Pakistani girl who crossed two countries to marry her Indian boyfriend sold jewelry to buy air tickets

Karachi: The intriguing story of how a “shy” teenage Pakistani girl traveled to Bengaluru on her own to meet and marry an Indian man, told by her uncle, who said she sold her jewelry and bought air tickets to Dubai and beyond. Borrowed money from friends. Kathmandu from where she came to India. The girl, identified as Iqra Jiwani, was recovered last month from Bengaluru, where she was staying with Mulayam Singh Yadav, a Hindu man who is now in jail. He was handed over to Pakistani authorities at the Wagah border on Sunday.

They met online and fell in love and later decided to get married. After this she reached Nepal a few months back and they got married.

Family sources in Pakistan’s Sindh province, who did not wish to be named, claimed that Iqra had returned home after her father, uncle and mother went to Lahore after Indian authorities handed them over to their Pakistani counterparts.

The intriguing story began last September when Iqra went missing after attending college.

Requests to speak to Iqra were not successful but her father Sohail Biwani said that the matter is closed once and for all.

“We still don’t know how she mustered up the courage to go to India on her own. She has always been a shy girl. Mysterious like all of us,” he added.

A family source said that the family has still not recovered from the shock of what happened in the last four months.
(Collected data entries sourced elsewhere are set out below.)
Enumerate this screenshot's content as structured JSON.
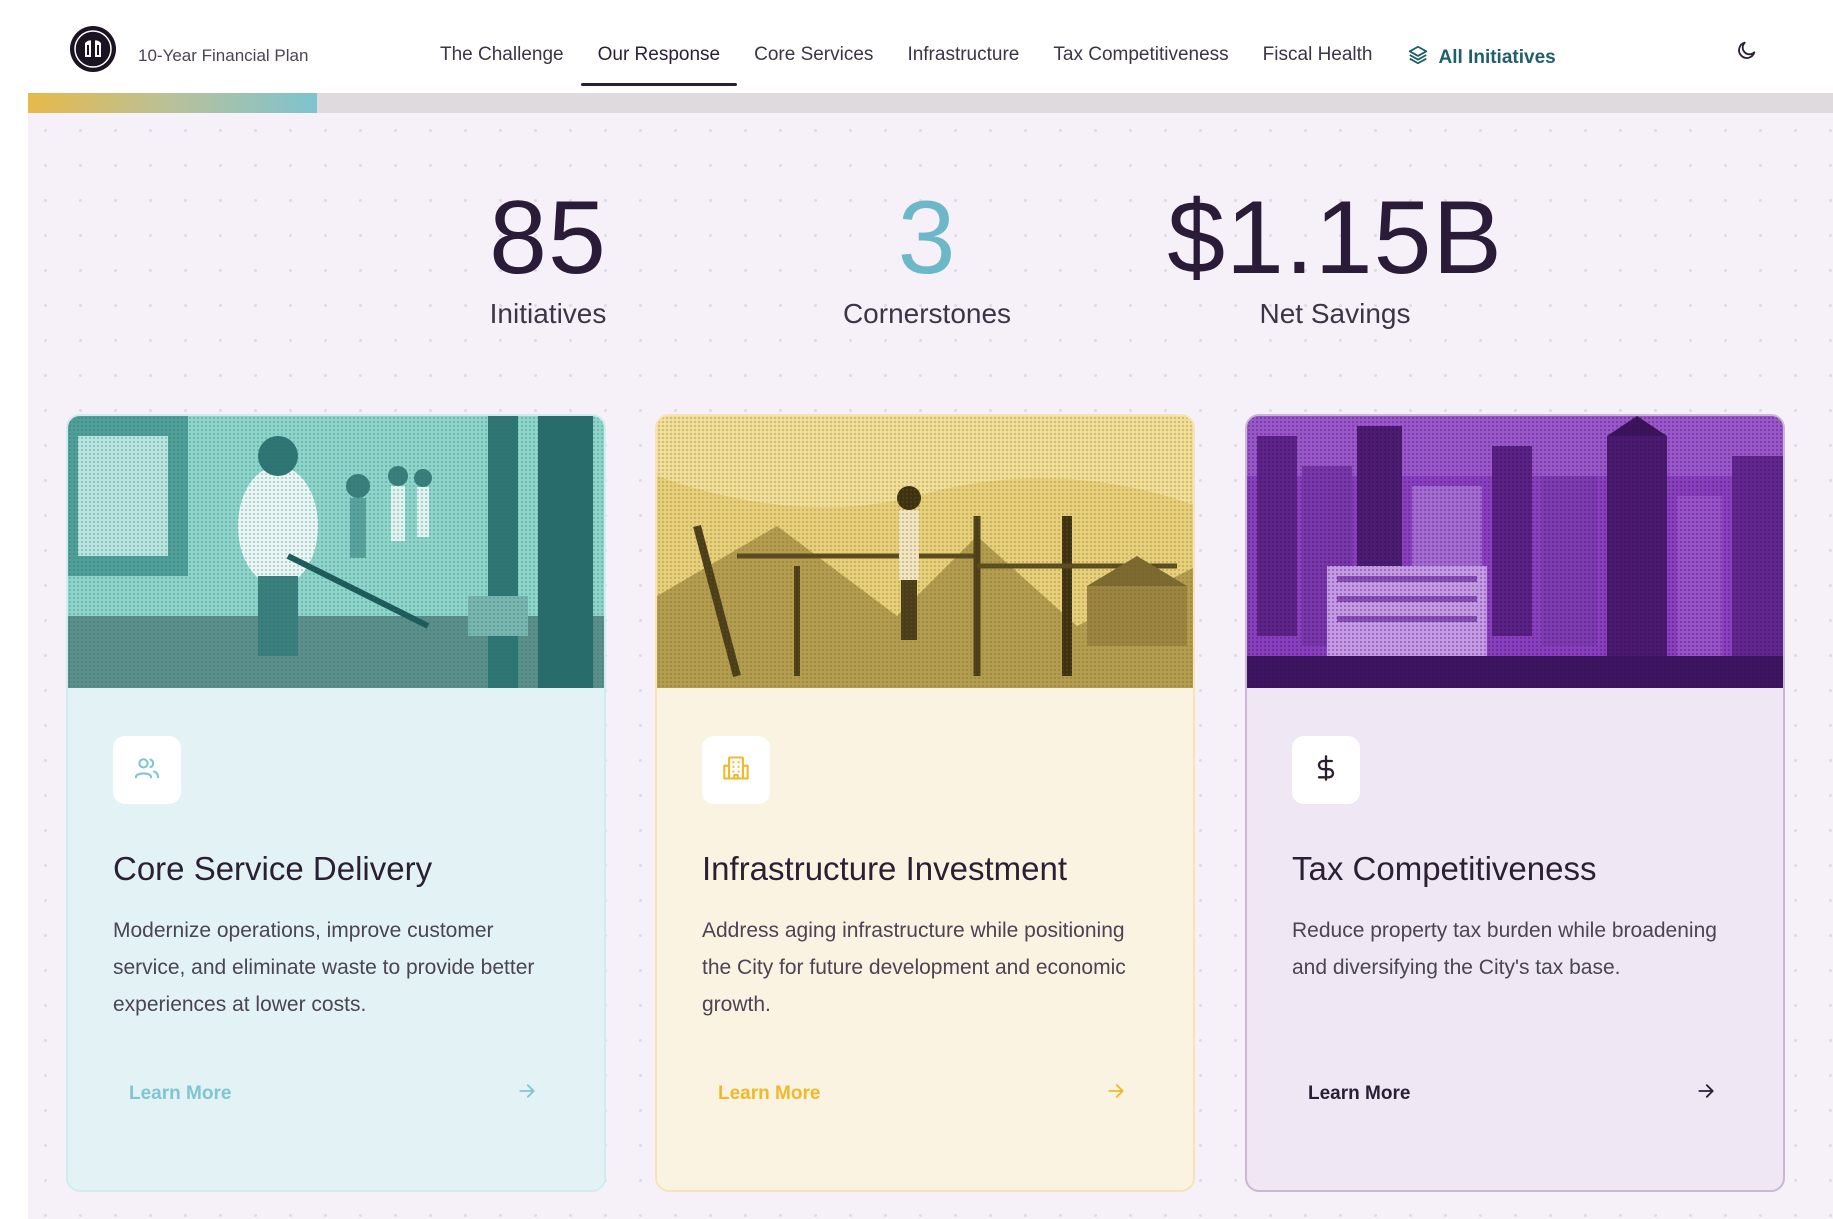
{
  "brand": {
    "title": "10-Year Financial Plan"
  },
  "nav": {
    "links": [
      {
        "label": "The Challenge"
      },
      {
        "label": "Our Response"
      },
      {
        "label": "Core Services"
      },
      {
        "label": "Infrastructure"
      },
      {
        "label": "Tax Competitiveness"
      },
      {
        "label": "Fiscal Health"
      }
    ],
    "active": "Our Response",
    "all_initiatives": "All Initiatives",
    "theme_icon": "moon-icon"
  },
  "progress": {
    "fraction": 0.16
  },
  "stats": [
    {
      "value": "85",
      "label": "Initiatives"
    },
    {
      "value": "3",
      "label": "Cornerstones"
    },
    {
      "value": "$1.15B",
      "label": "Net Savings"
    }
  ],
  "cards": [
    {
      "title": "Core Service Delivery",
      "description": "Modernize operations, improve customer service, and eliminate waste to provide better experiences at lower costs.",
      "cta": "Learn More",
      "icon": "users-icon",
      "accent": "#7fc5d2"
    },
    {
      "title": "Infrastructure Investment",
      "description": "Address aging infrastructure while positioning the City for future development and economic growth.",
      "cta": "Learn More",
      "icon": "building-icon",
      "accent": "#f0b92a"
    },
    {
      "title": "Tax Competitiveness",
      "description": "Reduce property tax burden while broadening and diversifying the City's tax base.",
      "cta": "Learn More",
      "icon": "dollar-icon",
      "accent": "#2a1f33"
    }
  ],
  "colors": {
    "dark": "#2a1b38",
    "teal": "#6cb8c8",
    "yellow": "#e7b94a",
    "purple": "#7a2fa8"
  }
}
The question still remains that how did 16-year-old Iqra travel from Karachi to Dubai, then to Kathmandu and from there to India.

“And she made this long and dangerous journey because she had fallen in love with an Indian man whom she believed to be a Muslim software engineer, Sameer Ansari,” a family source said.

Ansari was actually 26-year-old Mulayam Singh Yadav, a security guard in Bengaluru whom Iqra met while playing an online Ludo game.

Iqra sold her jewelry and borrowed money from her college friends to buy air tickets to Dubai and then to Kathmandu, from where Yadav, from Uttar Pradesh, arranged to bring her to Bengaluru via the Indo-Nepal border. Where he met her and took her along. him to his house.

Her uncle Afzal Jiwani said that Iqra went to Dubai and then to Kathmandu because she could not get a visa to India.

He said that Iqra was recovered by the Indian police only after neighbors in the area where Yadav complained to the police after seeing her praying.

Afzal said, “Some neighbors got suspicious when they saw a girl offering namaz in a Hindu house because she was living there under the Hindu name Rava.”

He also confirmed that Indian police recovered Iqra soon after the complaint, but kept her in a shelter home, where she was questioned by police and intelligence on how she arrived in India.

After changing her name to Rava, Yadav also got an Aadhaar card made for Iqra and later she also applied for an Indian passport.

Afzal said, “But we are thankful to the government of Pakistan and India for helping us recover him and ending this terrible chapter for us.”

He said that the girl has been apologizing continuously ever since she returned to Pakistan. She claimed that the Indian man tricked his niece by posing as a Muslim boy when the two met on social media while playing the online Ludo game.

The Jiwani family, which has a business in Shahi Bazar in Hyderabad city in southern Sindh province, said Iqra realized her mistake after reaching Bengaluru and meeting Yadav as she started calling her mother on WhatsApp to tell her everything. done.

A senior police officer said the family informed them about the call and they liaised through necessary channels with Pakistan’s Foreign Office, which in turn contacted their Indian counterparts to help locate and recover the girl.

Dr Fatima Sehgal, a psychiatrist who specializes in addiction and the effects of social media, told PTI that Iqra’s case did not come as a big surprise to her as this is the power of online friendship.

“When someone, especially a girl, comes from a conservative family background and is an introvert, she easily gets into friendship on online platforms and they develop a very strong trust, bond and many a times, also love the person they met online,” she said.

Fatima said that when such a girl or boy befriends someone who listens to them, protects them and expresses love for them, they see a movie-like future with them.

“Therefore, in today’s time it is very important for parents to know about the bad effects of social media and use them in their parenting,” he said.